Azima does not deny involvement in the Georgian hotel deal. (It would seem he has at least one thing in common with President Trump, namely questionable dealings with unexpected partners in the post-Soviet world.)
Court documents allege Denx LLC, a security firm established by Azima and “two former CIA officers,” planned a palace coup in Kuwait for a disgruntled member of the ruling al-Sabah family. The plot was never implemented.
It also emerged Azima gave at least $250,000 to the Little Rock, Arkansas-based Clinton Foundation. (This is public knowledge, though.)

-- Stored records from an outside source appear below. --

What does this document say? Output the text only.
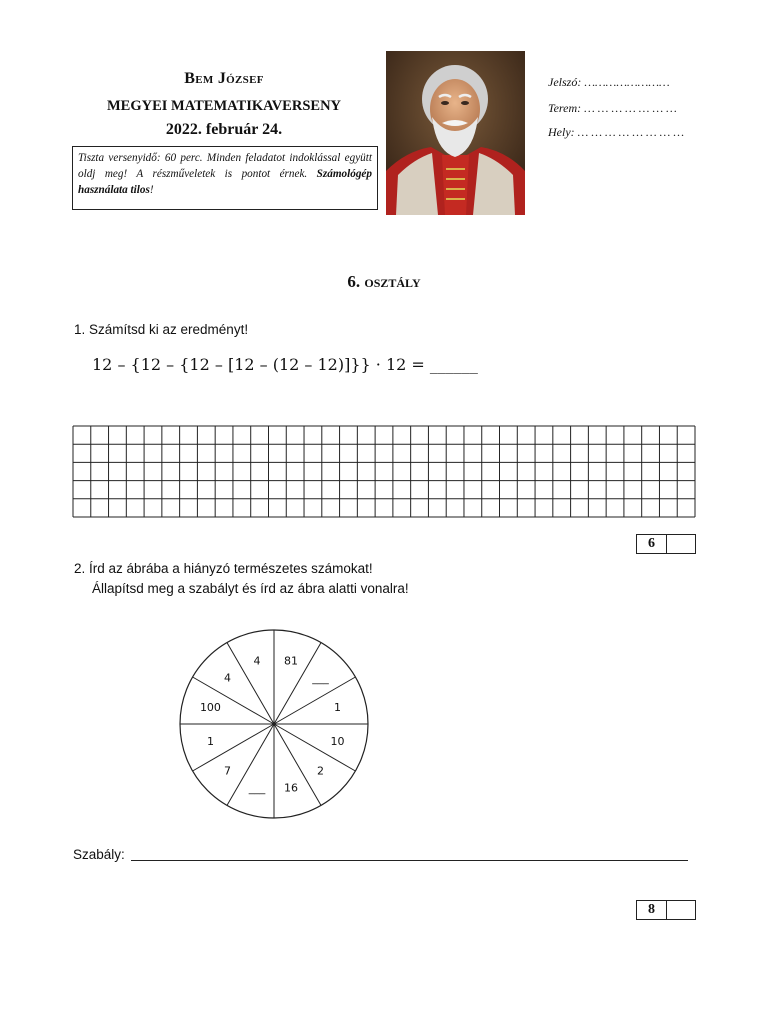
Bem József
MEGYEI MATEMATIKAVERSENY
2022. február 24.
Tiszta versenyidő: 60 perc. Minden feladatot indoklással együtt oldj meg! A részműveletek is pontot érnek. Számológép használata tilos!
Jelszó: ……………………
Terem: … … … … … … …
Hely: … … … … … … … …
6. osztály
1. Számítsd ki az eredményt!
12 – {12 – {12 – [12 – (12 – 12)]}} · 12 = ______
6
2. Írd az ábrába a hiányzó természetes számokat!
Állapítsd meg a szabályt és írd az ábra alatti vonalra!
81
___
1
10
2
16
___
7
1
100
4
4
Szabály:
8
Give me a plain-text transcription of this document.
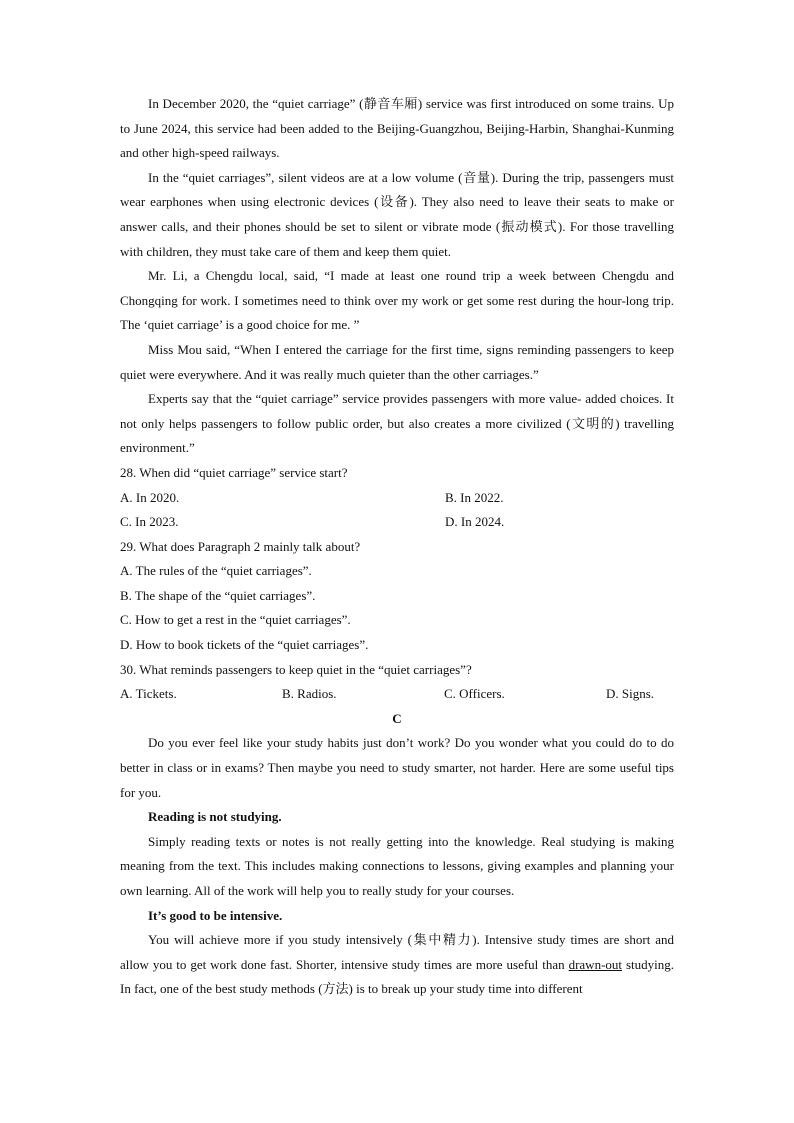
In December 2020, the “quiet carriage” (静音车厢) service was first introduced on some trains. Up to June 2024, this service had been added to the Beijing-Guangzhou, Beijing-Harbin, Shanghai-Kunming and other high-speed railways.

In the “quiet carriages”, silent videos are at a low volume (音量). During the trip, passengers must wear earphones when using electronic devices (设备). They also need to leave their seats to make or answer calls, and their phones should be set to silent or vibrate mode (振动模式). For those travelling with children, they must take care of them and keep them quiet.

Mr. Li, a Chengdu local, said, “I made at least one round trip a week between Chengdu and Chongqing for work. I sometimes need to think over my work or get some rest during the hour-long trip. The ‘quiet carriage’ is a good choice for me. ”

Miss Mou said, “When I entered the carriage for the first time, signs reminding passengers to keep quiet were everywhere. And it was really much quieter than the other carriages.”

Experts say that the “quiet carriage” service provides passengers with more value- added choices. It not only helps passengers to follow public order, but also creates a more civilized (文明的) travelling environment.”

28. When did “quiet carriage” service start?

A. In 2020.	B. In 2022.
C. In 2023.	D. In 2024.

29. What does Paragraph 2 mainly talk about?

A. The rules of the “quiet carriages”.

B. The shape of the “quiet carriages”.

C. How to get a rest in the “quiet carriages”.

D. How to book tickets of the “quiet carriages”.

30. What reminds passengers to keep quiet in the “quiet carriages”?

A. Tickets.	B. Radios.	C. Officers.	D. Signs.

C

Do you ever feel like your study habits just don’t work? Do you wonder what you could do to do better in class or in exams? Then maybe you need to study smarter, not harder. Here are some useful tips for you.

Reading is not studying.

Simply reading texts or notes is not really getting into the knowledge. Real studying is making meaning from the text. This includes making connections to lessons, giving examples and planning your own learning. All of the work will help you to really study for your courses.

It’s good to be intensive.

You will achieve more if you study intensively (集中精力). Intensive study times are short and allow you to get work done fast. Shorter, intensive study times are more useful than drawn-out studying. In fact, one of the best study methods (方法) is to break up your study time into different
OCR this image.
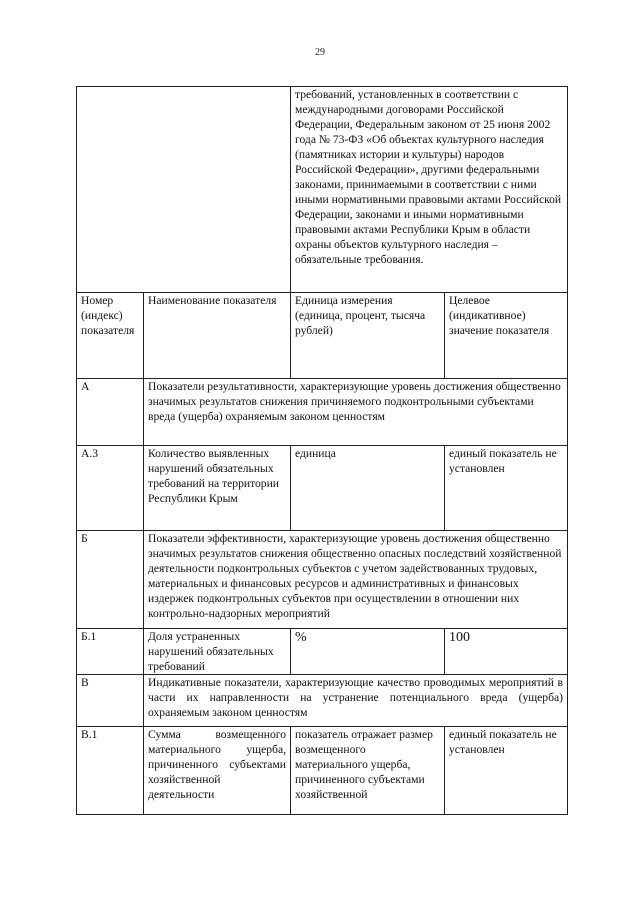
29
		требований, установленных в соответствии с международными договорами Российской Федерации, Федеральным законом от 25 июня 2002 года № 73-ФЗ «Об объектах культурного наследия (памятниках истории и культуры) народов Российской Федерации», другими федеральными законами, принимаемыми в соответствии с ними иными нормативными правовыми актами Российской Федерации, законами и иными нормативными правовыми актами Республики Крым в области охраны объектов культурного наследия – обязательные требования.	
Номер (индекс) показателя	Наименование показателя	Единица измерения (единица, процент, тысяча рублей)	Целевое (индикативное) значение показателя
А	Показатели результативности, характеризующие уровень достижения общественно значимых результатов снижения причиняемого подконтрольными субъектами вреда (ущерба) охраняемым законом ценностям		
А.3	Количество выявленных нарушений обязательных требований на территории Республики Крым	единица	единый показатель не установлен
Б	Показатели эффективности, характеризующие уровень достижения общественно значимых результатов снижения общественно опасных последствий хозяйственной деятельности подконтрольных субъектов с учетом задействованных трудовых, материальных и финансовых ресурсов и административных и финансовых издержек подконтрольных субъектов при осуществлении в отношении них контрольно-надзорных мероприятий		
Б.1	Доля устраненных нарушений обязательных требований	%	100
В	Индикативные показатели, характеризующие качество проводимых мероприятий в части их направленности на устранение потенциального вреда (ущерба) охраняемым законом ценностям		
В.1	Сумма возмещенного материального ущерба, причиненного субъектами хозяйственной деятельности	показатель отражает размер возмещенного материального ущерба, причиненного субъектами хозяйственной	единый показатель не установлен
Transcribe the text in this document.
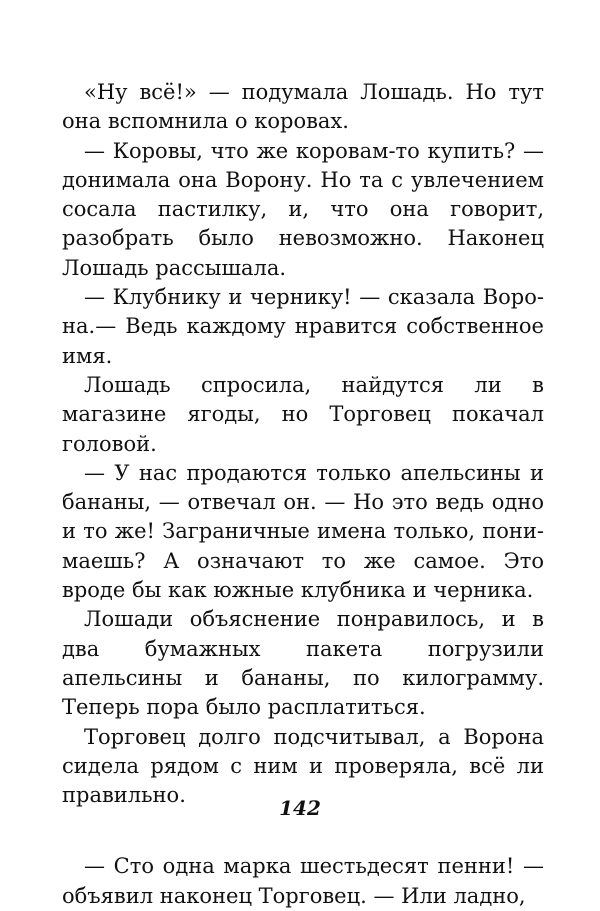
«Ну всё!» — подумала Лошадь. Но тут она вспомнила о коровах.

— Коровы, что же коровам-то купить? — донимала она Ворону. Но та с увлечением сосала пастилку, и, что она говорит, разобрать было невозможно. Наконец Лошадь рассышала.

— Клубнику и чернику! — сказала Ворона.— Ведь каждому нравится собственное имя.

Лошадь спросила, найдутся ли в магазине ягоды, но Торговец покачал головой.

— У нас продаются только апельсины и бананы, — отвечал он. — Но это ведь одно и то же! Заграничные имена только, понимаешь? А означают то же самое. Это вроде бы как южные клубника и черника.

Лошади объяснение понравилось, и в два бумажных пакета погрузили апельсины и бананы, по килограмму. Теперь пора было расплатиться.

Торговец долго подсчитывал, а Ворона сидела рядом с ним и проверяла, всё ли правильно.

— Сто одна марка шестьдесят пенни! — объявил наконец Торговец. — Или ладно,

142
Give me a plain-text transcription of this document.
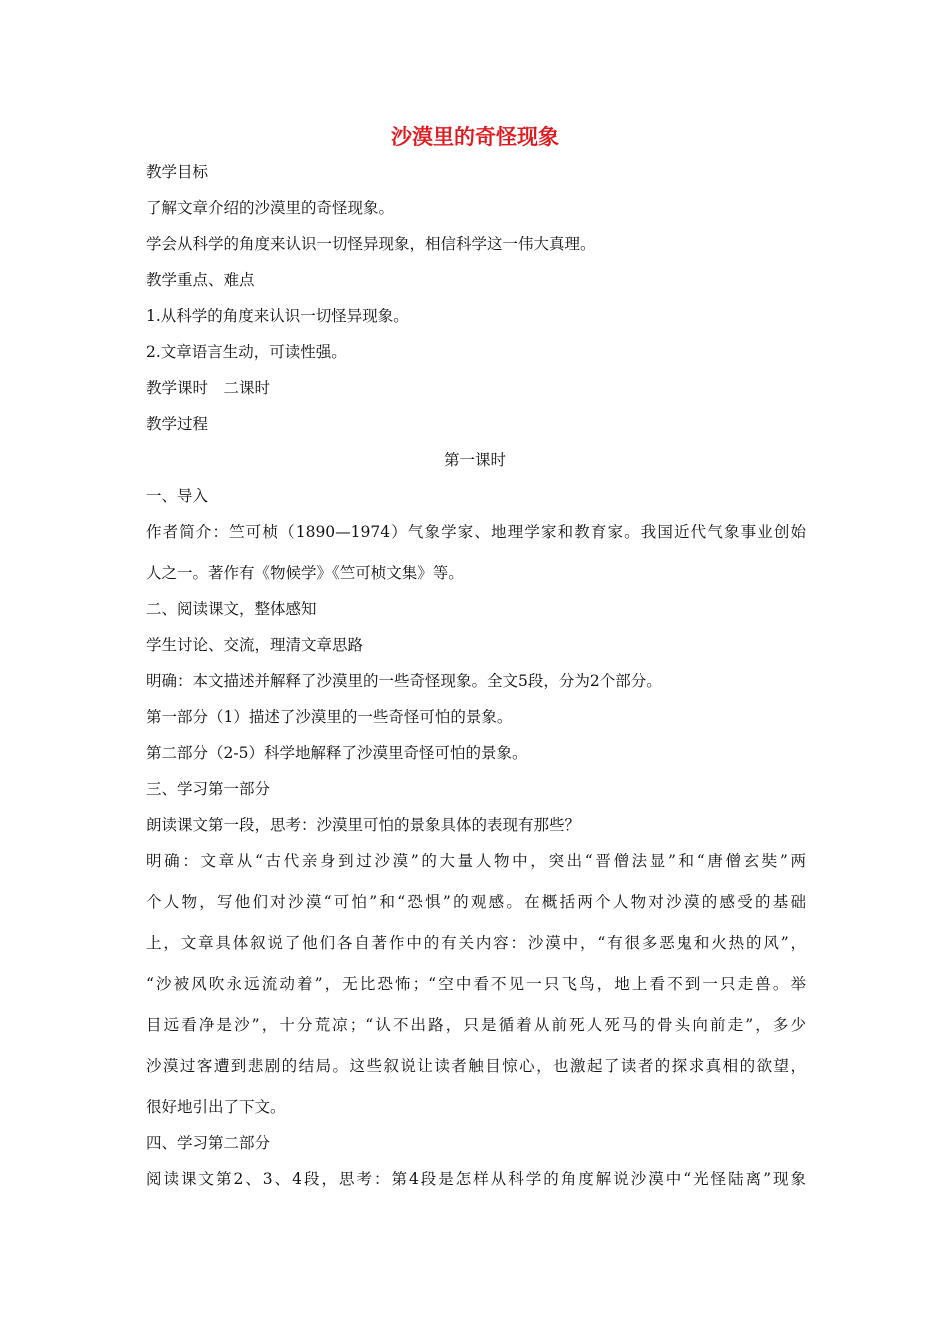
沙漠里的奇怪现象
教学目标
了解文章介绍的沙漠里的奇怪现象。
学会从科学的角度来认识一切怪异现象，相信科学这一伟大真理。
教学重点、难点
1.从科学的角度来认识一切怪异现象。
2.文章语言生动，可读性强。
教学课时　二课时
教学过程
第一课时
一、导入
作者简介：竺可桢（1890—1974）气象学家、地理学家和教育家。我国近代气象事业创始
人之一。著作有《物候学》《竺可桢文集》等。
二、阅读课文，整体感知
学生讨论、交流，理清文章思路
明确：本文描述并解释了沙漠里的一些奇怪现象。全文5段，分为2个部分。
第一部分（1）描述了沙漠里的一些奇怪可怕的景象。
第二部分（2-5）科学地解释了沙漠里奇怪可怕的景象。
三、学习第一部分
朗读课文第一段，思考：沙漠里可怕的景象具体的表现有那些？
明确：文章从“古代亲身到过沙漠”的大量人物中，突出“晋僧法显”和“唐僧玄奘”两
个人物，写他们对沙漠“可怕”和“恐惧”的观感。在概括两个人物对沙漠的感受的基础
上，文章具体叙说了他们各自著作中的有关内容：沙漠中，“有很多恶鬼和火热的风”，
“沙被风吹永远流动着”，无比恐怖；“空中看不见一只飞鸟，地上看不到一只走兽。举
目远看净是沙”，十分荒凉；“认不出路，只是循着从前死人死马的骨头向前走”，多少
沙漠过客遭到悲剧的结局。这些叙说让读者触目惊心，也激起了读者的探求真相的欲望，
很好地引出了下文。
四、学习第二部分
阅读课文第2、3、4段，思考：第4段是怎样从科学的角度解说沙漠中“光怪陆离”现象
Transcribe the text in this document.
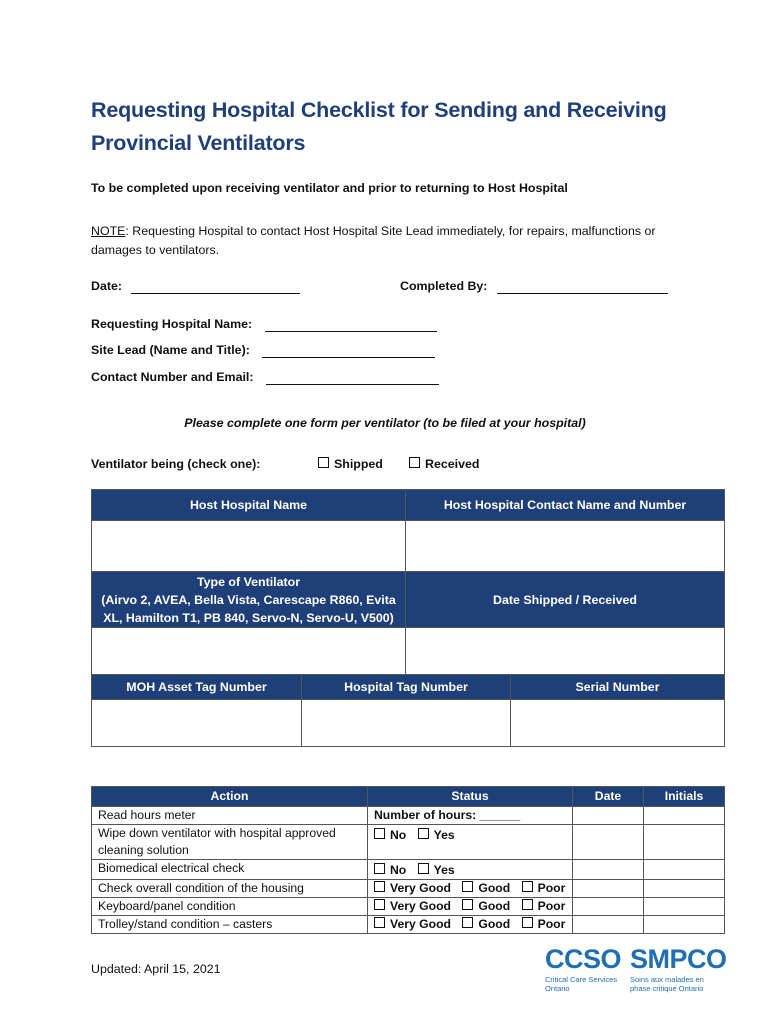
Requesting Hospital Checklist for Sending and Receiving Provincial Ventilators
To be completed upon receiving ventilator and prior to returning to Host Hospital
NOTE: Requesting Hospital to contact Host Hospital Site Lead immediately, for repairs, malfunctions or damages to ventilators.
Date:	Completed By:
Requesting Hospital Name:
Site Lead (Name and Title):
Contact Number and Email:
Please complete one form per ventilator (to be filed at your hospital)
Ventilator being (check one):	Shipped	Received
Host Hospital Name		Host Hospital Contact Name and Number	

Type of Ventilator
(Airvo 2, AVEA, Bella Vista, Carescape R860, Evita XL, Hamilton T1, PB 840, Servo-N, Servo-U, V500)		Date Shipped / Received	

MOH Asset Tag Number	Hospital Tag Number		Serial Number

Action	Status	Date	Initials
Read hours meter	Number of hours: ______		
Wipe down ventilator with hospital approved cleaning solution	No Yes		
Biomedical electrical check	No Yes		
Check overall condition of the housing	Very Good Good Poor		
Keyboard/panel condition	Very Good Good Poor		
Trolley/stand condition – casters	Very Good Good Poor		
Updated: April 15, 2021	CCSO
Critical Care Services Ontario
SMPCO
Soins aux malades en phase critique Ontario
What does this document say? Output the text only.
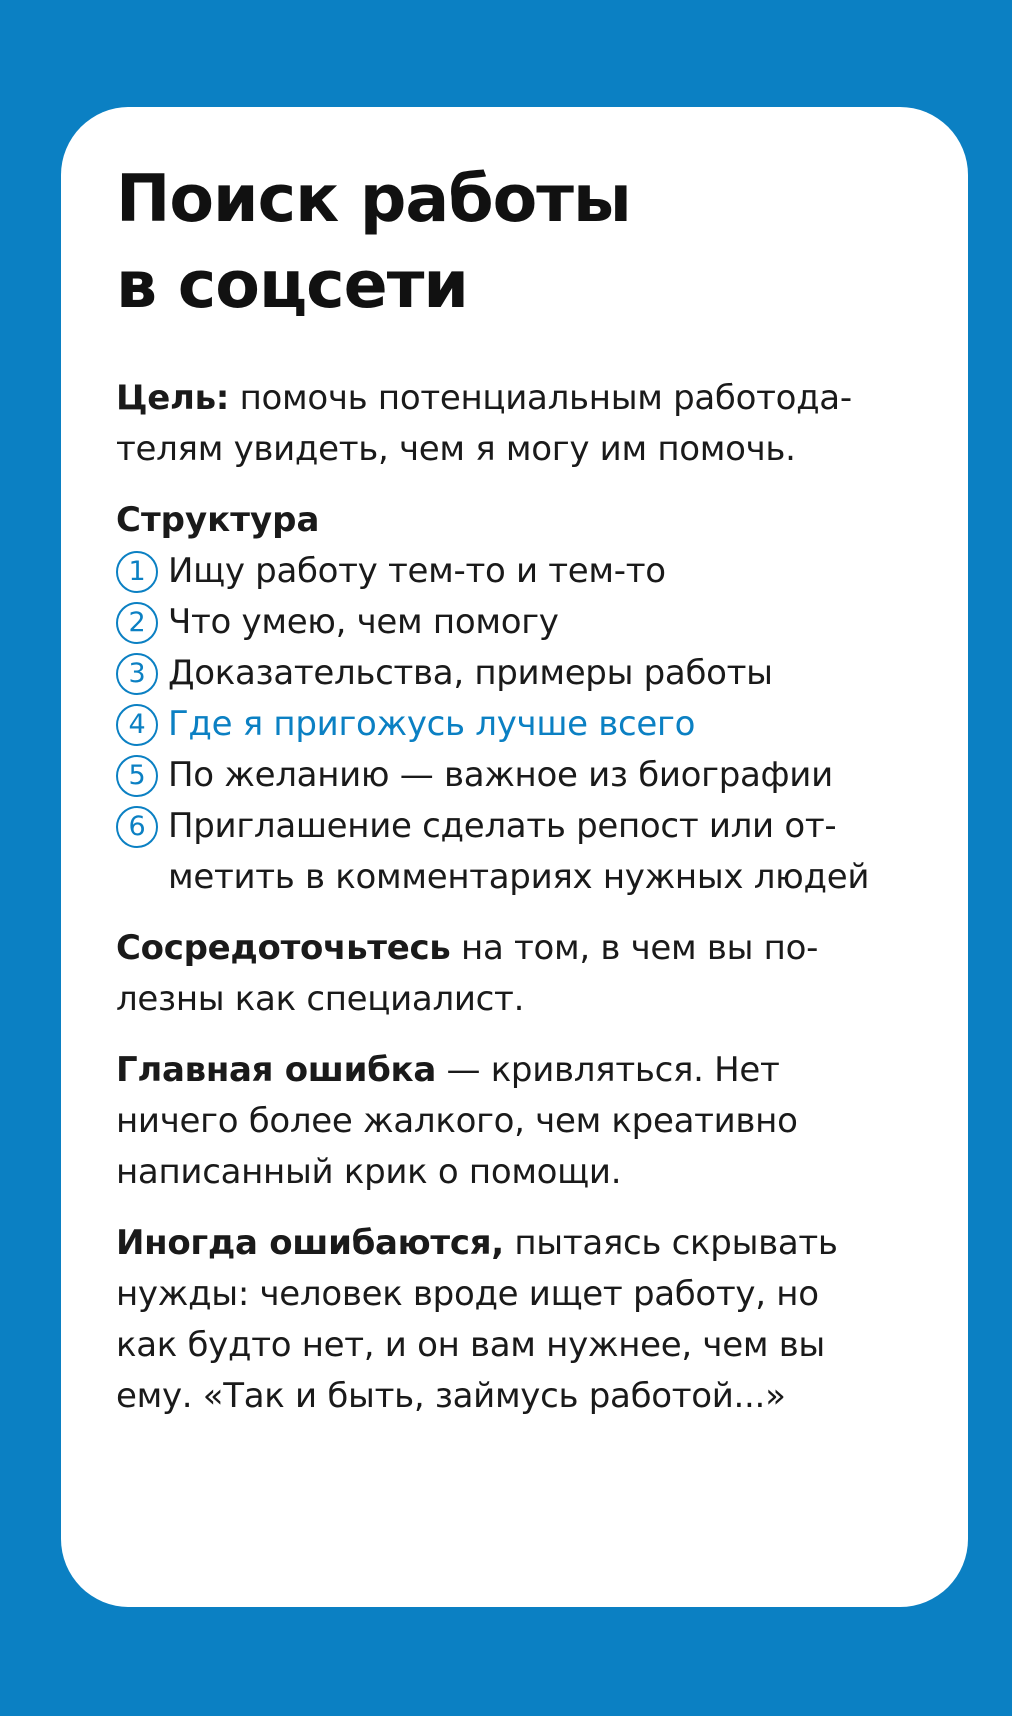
Поиск работы
в соцсети
Цель: помочь потенциальным работода-
телям увидеть, чем я могу им помочь.
Структура
1 Ищу работу тем-то и тем-то
2 Что умею, чем помогу
3 Доказательства, примеры работы
4 Где я пригожусь лучше всего
5 По желанию — важное из биографии
6 Приглашение сделать репост или от-
метить в комментариях нужных людей
Сосредоточьтесь на том, в чем вы по-
лезны как специалист.
Главная ошибка — кривляться. Нет
ничего более жалкого, чем креативно
написанный крик о помощи.
Иногда ошибаются, пытаясь скрывать
нужды: человек вроде ищет работу, но
как будто нет, и он вам нужнее, чем вы
ему. «Так и быть, займусь работой...»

According to a separate AP report, Azima offered the Wall Street Journal’s chief foreign correspondent Jay Solomon a stake in Denx LLC. Although the newspaper fired him last June, it’s not clear whether or not he took up Azima’s offer. Recently, Solomon has claimed he was caught up in a complex dispute between Iranian authorities and the ruler of Ras al-Khaima. Allegedly, Azima was a “middleman.” (Solomon claims Azima’s three Iranian business partners were members of the Iranian Revolutionary Guard Corps.)
Litigation involving Azima and the Emiratis is on-going. In May, Politico released a report on the details of that case in the larger context of always complex U.S.-Iranian relations.
If allegations about Azima have any truth in them, they can be seen in the context of the phenomenon known as “the deep state.” Over-used without forethought and often portrayed as a novel conspiracy theory, this concept really describes something that has been around for a long time, and not just in the United States.
Deep-state activities are best thought of in the context of all secretive and unaccountable social institutions, both state and private-sector. This includes big business, organized crime, the intelligence community, and the twisted connections between.
Many public figures currently and formerly in the intelligence community have deep-state ties. Much attention is paid to Trump officials and their critics, both inside the administration like Rosenstein and since-fired leftovers from the Obama years like James Comey. It comes as a surprise, then, that the roles played in Iran-Contra by in-coming National Rifle Association head Oliver North, ex-president George H.W. Bush, and Barack Obama’s defense secretary Robert Gates are forgotten.
Does Azima’s “colorful past”—to use the delicate words of the Kansas City Star—challenge the notion that the deep state is merely a theory?
There is no easy answer. But it cannot be denied that valuable resources are diverted from public needs for unaccountable ends across our country. In our word of neoliberal globalization, “international business” is never constrained by ethical considerations, let alone national borders. Which is why we shouldn’t be distracted by mass-mediated factoids about “the Russians” and the hair styles of U.S. presidents and North Korean dictators.